Moreover, the Labour Party was a member of the Second International, which itself was created on avowedly Marxist principles. Marx himself wrote much of the French Socialist Party's first programme, Marx and Engels were both members of the German SPD, which traces its lineage through to today. Marx wrote his criticism of the Gotha Programme of that party, whilst Engels contributed to the development of the later Erfurt Programme. The Second International itself was under the guidance of its titular head, Karl Kautsky, the so called Pope of Marxism.
It is not Marxists who are in some way alien to the real traditions of the Labour Party, and its sister parties across Europe, but people like John Mann and Tony Blair. In fact, just as the Co-op Party is affiliated to the Labour Party today, for a long-time, members of the British Communist Party, who comprised around 25% of its membership, held dual membership of both parties. That is not surprising, because the Communist Party was, in the shape of its predecessor organisation, the Social Democratic Federation, one of the founding organisations of the Labour Party! It was only the sectarian, attitude of the Communist Party leaders, in the 1920's, which led to that situation ending, by them giving an opportunity for the right-wing leaders of the Labour Party to expel them. Instead of simply writing to the Labour Party saying that they had changed their name from the British Socialist Party (which is what the SDF had become) to the British Communist Party, the CP instead wrote applying for affiliation (an affiliation that the BSP already had), and did so in such terms as to almost guarantee that it would be rejected.
The right-wing leaders had been trying to oppose the left-wing of the party through the early 1920's, especially as, today, they were gaining increasing popular support, as against the policies of Ramsey MacDonald, Arthur Henderson and Phillip Snowden.

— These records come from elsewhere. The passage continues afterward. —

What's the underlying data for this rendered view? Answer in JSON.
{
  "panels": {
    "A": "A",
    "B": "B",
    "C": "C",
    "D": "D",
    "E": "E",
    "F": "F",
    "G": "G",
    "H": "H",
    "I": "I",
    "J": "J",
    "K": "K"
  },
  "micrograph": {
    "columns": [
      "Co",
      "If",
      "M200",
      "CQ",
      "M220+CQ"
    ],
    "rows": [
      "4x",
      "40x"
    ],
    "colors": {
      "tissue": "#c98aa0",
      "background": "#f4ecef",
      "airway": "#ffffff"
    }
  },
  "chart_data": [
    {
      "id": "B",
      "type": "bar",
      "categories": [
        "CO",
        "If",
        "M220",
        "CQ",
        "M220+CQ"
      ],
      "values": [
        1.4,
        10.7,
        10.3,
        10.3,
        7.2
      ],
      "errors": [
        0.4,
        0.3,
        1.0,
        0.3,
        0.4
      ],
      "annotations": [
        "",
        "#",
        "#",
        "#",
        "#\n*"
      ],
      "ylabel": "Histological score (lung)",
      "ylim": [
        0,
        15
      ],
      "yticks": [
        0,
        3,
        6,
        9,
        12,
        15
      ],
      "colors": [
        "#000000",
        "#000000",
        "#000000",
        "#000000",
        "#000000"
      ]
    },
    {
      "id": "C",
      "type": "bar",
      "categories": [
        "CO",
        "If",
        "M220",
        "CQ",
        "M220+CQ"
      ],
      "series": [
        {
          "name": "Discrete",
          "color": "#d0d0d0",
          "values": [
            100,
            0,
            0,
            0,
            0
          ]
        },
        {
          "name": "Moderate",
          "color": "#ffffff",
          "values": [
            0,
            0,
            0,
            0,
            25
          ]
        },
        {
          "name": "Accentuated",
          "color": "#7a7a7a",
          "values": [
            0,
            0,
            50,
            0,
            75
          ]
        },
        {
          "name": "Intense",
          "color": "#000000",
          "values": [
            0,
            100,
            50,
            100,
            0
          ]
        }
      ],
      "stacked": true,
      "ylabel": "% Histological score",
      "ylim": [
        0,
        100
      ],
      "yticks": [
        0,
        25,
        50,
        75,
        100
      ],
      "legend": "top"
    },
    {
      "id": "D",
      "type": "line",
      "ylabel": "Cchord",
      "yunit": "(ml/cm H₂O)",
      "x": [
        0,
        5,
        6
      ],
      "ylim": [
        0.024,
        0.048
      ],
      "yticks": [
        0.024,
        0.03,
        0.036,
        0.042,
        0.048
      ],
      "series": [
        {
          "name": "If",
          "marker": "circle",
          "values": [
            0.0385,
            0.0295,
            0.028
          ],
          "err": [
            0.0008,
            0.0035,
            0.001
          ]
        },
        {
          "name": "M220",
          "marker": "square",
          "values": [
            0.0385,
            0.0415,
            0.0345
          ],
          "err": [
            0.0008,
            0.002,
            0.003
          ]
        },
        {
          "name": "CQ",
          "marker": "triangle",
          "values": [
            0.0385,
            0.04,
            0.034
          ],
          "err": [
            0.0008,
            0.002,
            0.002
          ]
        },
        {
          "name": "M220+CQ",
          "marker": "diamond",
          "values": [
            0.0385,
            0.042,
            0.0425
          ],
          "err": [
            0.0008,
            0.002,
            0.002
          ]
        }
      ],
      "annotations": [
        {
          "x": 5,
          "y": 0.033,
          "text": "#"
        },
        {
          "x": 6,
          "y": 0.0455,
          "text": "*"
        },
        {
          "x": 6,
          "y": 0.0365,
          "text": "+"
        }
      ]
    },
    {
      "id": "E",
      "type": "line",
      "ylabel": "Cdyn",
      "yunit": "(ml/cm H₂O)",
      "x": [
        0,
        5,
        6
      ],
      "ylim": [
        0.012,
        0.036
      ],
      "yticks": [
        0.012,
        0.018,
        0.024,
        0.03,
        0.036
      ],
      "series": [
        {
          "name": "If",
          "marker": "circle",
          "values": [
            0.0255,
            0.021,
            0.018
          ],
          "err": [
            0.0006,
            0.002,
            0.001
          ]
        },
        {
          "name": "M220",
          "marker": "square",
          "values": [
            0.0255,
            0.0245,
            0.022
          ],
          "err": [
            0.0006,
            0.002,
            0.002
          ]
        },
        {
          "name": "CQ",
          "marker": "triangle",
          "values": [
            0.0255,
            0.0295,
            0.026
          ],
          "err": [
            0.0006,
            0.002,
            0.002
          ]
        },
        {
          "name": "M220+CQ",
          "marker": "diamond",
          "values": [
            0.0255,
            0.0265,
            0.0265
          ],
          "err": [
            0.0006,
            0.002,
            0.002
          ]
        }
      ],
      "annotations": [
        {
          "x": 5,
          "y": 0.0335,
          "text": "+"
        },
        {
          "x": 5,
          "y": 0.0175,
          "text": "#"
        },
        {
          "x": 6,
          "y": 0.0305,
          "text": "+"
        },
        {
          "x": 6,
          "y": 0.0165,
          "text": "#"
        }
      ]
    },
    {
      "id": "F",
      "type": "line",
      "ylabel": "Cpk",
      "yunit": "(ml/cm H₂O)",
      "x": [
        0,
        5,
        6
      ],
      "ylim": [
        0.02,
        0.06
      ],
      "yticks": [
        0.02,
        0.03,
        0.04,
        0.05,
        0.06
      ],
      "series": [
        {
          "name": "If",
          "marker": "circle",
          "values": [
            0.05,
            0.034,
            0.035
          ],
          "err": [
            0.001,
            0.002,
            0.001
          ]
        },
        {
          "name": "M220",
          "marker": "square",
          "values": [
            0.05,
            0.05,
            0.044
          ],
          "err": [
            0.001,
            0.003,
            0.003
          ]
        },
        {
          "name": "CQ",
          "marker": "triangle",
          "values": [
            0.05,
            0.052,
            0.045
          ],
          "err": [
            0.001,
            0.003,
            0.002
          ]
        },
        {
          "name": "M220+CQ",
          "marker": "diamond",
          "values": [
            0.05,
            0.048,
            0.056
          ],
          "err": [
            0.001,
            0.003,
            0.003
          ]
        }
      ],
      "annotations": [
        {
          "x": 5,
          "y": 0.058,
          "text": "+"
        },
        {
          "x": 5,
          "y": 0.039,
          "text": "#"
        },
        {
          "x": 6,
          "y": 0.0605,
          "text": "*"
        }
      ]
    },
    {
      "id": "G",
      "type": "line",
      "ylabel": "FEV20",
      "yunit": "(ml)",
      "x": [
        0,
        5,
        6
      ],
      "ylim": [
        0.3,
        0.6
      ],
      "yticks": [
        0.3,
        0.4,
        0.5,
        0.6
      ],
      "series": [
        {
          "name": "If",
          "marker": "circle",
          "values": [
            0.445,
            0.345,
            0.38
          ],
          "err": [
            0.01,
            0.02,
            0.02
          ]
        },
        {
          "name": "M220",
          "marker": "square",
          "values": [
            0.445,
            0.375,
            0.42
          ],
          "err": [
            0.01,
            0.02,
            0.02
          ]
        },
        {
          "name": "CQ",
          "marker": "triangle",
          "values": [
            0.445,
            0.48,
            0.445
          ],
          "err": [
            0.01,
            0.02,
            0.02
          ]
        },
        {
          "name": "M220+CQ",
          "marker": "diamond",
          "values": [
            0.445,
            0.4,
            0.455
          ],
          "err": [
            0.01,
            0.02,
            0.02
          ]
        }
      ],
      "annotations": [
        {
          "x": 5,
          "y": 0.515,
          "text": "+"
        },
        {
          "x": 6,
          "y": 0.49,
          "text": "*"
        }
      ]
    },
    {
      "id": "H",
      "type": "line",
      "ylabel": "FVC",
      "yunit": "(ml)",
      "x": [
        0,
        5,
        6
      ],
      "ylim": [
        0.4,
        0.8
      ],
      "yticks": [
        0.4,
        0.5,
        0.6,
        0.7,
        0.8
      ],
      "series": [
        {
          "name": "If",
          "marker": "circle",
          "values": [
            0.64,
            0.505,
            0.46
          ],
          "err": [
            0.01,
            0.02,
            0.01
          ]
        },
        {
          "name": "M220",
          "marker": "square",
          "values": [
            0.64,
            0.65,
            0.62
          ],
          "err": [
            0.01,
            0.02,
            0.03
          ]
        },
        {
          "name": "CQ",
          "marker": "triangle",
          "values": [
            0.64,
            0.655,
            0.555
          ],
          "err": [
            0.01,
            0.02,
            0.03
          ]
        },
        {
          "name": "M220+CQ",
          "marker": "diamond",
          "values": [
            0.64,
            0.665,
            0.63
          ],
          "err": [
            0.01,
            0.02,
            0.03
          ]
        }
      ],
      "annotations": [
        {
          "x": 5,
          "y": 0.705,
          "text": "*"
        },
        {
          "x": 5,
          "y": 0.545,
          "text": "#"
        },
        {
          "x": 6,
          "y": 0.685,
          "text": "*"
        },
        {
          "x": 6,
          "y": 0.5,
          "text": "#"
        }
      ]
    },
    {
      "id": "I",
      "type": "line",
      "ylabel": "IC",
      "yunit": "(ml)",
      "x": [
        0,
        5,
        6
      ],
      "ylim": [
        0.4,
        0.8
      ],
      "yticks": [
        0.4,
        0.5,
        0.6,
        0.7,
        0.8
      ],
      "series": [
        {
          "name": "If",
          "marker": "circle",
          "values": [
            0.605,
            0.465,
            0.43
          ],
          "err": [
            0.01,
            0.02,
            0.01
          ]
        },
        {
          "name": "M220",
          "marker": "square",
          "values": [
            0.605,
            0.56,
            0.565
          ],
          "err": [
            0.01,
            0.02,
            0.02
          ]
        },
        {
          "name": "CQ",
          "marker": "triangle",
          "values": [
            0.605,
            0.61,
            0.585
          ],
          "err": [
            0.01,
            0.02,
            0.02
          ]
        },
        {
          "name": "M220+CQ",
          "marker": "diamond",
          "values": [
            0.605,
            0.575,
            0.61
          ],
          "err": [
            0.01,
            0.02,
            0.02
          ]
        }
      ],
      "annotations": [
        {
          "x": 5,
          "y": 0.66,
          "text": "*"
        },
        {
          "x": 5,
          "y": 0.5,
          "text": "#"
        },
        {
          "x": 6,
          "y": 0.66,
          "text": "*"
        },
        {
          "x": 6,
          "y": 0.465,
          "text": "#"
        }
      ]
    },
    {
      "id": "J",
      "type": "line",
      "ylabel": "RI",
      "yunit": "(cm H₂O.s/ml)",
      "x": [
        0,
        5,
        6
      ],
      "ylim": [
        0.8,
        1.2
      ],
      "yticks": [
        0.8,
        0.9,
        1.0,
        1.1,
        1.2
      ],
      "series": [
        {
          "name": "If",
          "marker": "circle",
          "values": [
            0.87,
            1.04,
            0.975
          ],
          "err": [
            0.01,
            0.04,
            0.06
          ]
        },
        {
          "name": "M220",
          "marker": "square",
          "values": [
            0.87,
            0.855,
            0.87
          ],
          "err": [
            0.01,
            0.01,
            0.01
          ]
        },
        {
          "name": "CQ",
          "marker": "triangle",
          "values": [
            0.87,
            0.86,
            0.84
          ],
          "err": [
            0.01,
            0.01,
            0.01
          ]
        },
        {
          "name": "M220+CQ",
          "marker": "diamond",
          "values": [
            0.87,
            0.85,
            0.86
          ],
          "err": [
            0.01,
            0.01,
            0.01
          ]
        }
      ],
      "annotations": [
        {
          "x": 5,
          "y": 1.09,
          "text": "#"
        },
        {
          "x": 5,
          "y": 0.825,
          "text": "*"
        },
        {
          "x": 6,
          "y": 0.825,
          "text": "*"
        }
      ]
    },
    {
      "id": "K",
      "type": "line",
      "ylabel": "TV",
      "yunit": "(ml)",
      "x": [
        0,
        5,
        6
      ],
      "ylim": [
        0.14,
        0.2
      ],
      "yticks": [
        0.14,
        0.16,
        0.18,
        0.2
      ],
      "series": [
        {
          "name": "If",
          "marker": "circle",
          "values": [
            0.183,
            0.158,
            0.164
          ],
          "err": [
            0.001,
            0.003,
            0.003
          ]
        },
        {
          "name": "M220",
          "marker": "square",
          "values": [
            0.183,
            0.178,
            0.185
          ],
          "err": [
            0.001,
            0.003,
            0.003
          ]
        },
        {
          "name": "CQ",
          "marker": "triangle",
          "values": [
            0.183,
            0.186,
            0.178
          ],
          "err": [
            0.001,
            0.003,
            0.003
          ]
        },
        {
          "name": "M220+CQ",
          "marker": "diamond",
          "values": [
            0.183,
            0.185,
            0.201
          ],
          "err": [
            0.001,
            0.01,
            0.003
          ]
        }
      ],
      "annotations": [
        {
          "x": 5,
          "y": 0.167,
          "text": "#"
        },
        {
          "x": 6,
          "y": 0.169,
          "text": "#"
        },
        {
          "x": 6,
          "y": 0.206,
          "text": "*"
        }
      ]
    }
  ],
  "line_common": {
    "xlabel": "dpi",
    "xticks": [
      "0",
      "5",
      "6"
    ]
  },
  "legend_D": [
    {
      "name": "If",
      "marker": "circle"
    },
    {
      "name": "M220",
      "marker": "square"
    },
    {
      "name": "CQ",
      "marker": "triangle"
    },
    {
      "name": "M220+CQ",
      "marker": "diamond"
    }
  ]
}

The left gained strength in the trades unions, at rank and file level, via the Minority Movement, and thereby were able to play an important role in the transport strikes of 1920, and in the General Strike of 1926. The 1925 Liverpool Conference of the Labour Party confirmed the decision of the previous year to proscribe Communist Party members from membership, but they continued to be individual members for a long time, and more than 100 divisional and borough Labour Parties refused to abide by a decision to exclude members they had worked with for years, many of whom had been instrumental in creating the Labour Party in the first place.
We have a similar situation today. On the one hand, a Tory-lite, Blairite leadership of the party, which like other such groupings across Europe has badly failed, and is failing to recognise a change in material conditions, and political climate. On the other hand, as in the 1920's, a sectarian left that refuses to engage with the Labour Party, as the Workers' Party, and which, in the same kind of Third Period ultraleftist stance as the Communist Party of the 1920's, is more concerned to “distance” itself from such a party, for fear of dirtying its hands, than to get involved in such a struggle.